Levels of NT-proBNP may have implications for primary as well as secondary stroke prevention. Bloods were assayed for NT-proBNP in the recently reported trial of warfarin versus dabigatran for primary stroke prevention in patients with atrial fibrillation.32 Investigators found that, even among those participants all of whom had atrial fibrillation, NT-proBNP was associated with an increase risk of stroke, especially among those in the highest quartile defined as NT-proBNP greater than 1402 pg/mL. The corollary to our question of secondary stroke prevention is whether low NT-proBNP would identify a subgroup of patients with atrial fibrillation but without stroke where antiplatelet agents would not be inferior to anticoagulants.

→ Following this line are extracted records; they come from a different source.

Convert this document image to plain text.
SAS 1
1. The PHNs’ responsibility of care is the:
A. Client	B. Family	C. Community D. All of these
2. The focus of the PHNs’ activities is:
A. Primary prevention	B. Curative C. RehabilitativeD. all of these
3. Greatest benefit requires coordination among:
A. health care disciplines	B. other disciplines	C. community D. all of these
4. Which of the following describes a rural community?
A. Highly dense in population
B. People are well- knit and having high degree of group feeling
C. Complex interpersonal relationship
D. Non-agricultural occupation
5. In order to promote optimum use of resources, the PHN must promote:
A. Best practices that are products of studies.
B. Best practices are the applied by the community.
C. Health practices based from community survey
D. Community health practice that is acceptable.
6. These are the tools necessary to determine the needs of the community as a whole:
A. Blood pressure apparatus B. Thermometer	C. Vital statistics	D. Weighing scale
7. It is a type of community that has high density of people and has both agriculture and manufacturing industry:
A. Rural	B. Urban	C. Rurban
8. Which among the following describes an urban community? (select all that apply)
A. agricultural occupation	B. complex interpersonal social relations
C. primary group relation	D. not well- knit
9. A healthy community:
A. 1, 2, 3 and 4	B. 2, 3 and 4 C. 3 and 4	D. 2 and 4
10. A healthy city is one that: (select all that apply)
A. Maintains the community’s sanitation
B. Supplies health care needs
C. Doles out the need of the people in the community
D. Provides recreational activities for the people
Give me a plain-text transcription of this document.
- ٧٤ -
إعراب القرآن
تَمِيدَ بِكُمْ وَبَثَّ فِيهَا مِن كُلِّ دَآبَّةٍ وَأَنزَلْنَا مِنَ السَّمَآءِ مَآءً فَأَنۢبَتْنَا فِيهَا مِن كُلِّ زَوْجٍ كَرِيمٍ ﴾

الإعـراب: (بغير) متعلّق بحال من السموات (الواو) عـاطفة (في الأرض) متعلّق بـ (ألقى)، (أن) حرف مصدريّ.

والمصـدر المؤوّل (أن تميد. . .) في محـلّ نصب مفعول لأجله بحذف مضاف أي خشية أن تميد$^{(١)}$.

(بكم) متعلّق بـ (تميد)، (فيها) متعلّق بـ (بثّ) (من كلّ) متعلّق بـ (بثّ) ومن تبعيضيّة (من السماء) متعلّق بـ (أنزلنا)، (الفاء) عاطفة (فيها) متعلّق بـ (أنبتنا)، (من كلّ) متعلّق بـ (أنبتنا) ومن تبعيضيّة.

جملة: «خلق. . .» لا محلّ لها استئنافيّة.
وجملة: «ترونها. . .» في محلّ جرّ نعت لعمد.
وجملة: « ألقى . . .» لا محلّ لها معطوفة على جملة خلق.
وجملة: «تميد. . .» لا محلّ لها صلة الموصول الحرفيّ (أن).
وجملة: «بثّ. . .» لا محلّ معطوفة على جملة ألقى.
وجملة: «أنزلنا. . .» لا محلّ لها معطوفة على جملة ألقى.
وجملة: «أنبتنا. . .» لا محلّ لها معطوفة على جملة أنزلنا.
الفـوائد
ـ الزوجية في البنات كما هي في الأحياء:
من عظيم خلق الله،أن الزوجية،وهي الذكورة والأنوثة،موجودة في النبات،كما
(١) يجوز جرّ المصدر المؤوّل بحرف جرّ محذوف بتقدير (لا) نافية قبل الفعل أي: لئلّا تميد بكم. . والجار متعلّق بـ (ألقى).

For secondary stroke prevention, NT-proBNP measurements may identify a subgroup of ischemic stroke patients without known atrial fibrillation, about 5% of those with assays in the current study, who may benefit more from anticoagulants than from antiplatelet agents. Replication of these findings supporting such a role for NT-proBNP is needed. The utility and timing of serial measurements of NT-proBNP in influencing treatment decisions aimed at primary or secondary stroke prevention is unknown and also worthy of investigation.
Acknowledgments
Sources of Funding
Roche Diagnostics provided funding and laboratory reagents for the NT-proBNP assay. The WARSS was supported by a grant from the National Institute of Neurological Disorders and Stroke (NS 28371). In the original trial, Dupont Pharmaceuticals and Bayer supplied medications and placebos. The APASS was supported by the National Institute of Neurological Disorders and Stroke (NS052417, NS43992, NS28371, and NS30896) and the National Heart, Lung, and Blood Institute (HL096944).
Footnotes
Disclosures
RHC receives research funding from Siemens Medical Diagnostics and Response Biomedical. SLS receives grant support from Roche Diagnostics. CRdF receives honorarium, consulting, and grant support from Roche Diagnostics and Siemens. The remaining authors declare that they have no conflicts of interest relevant to this report.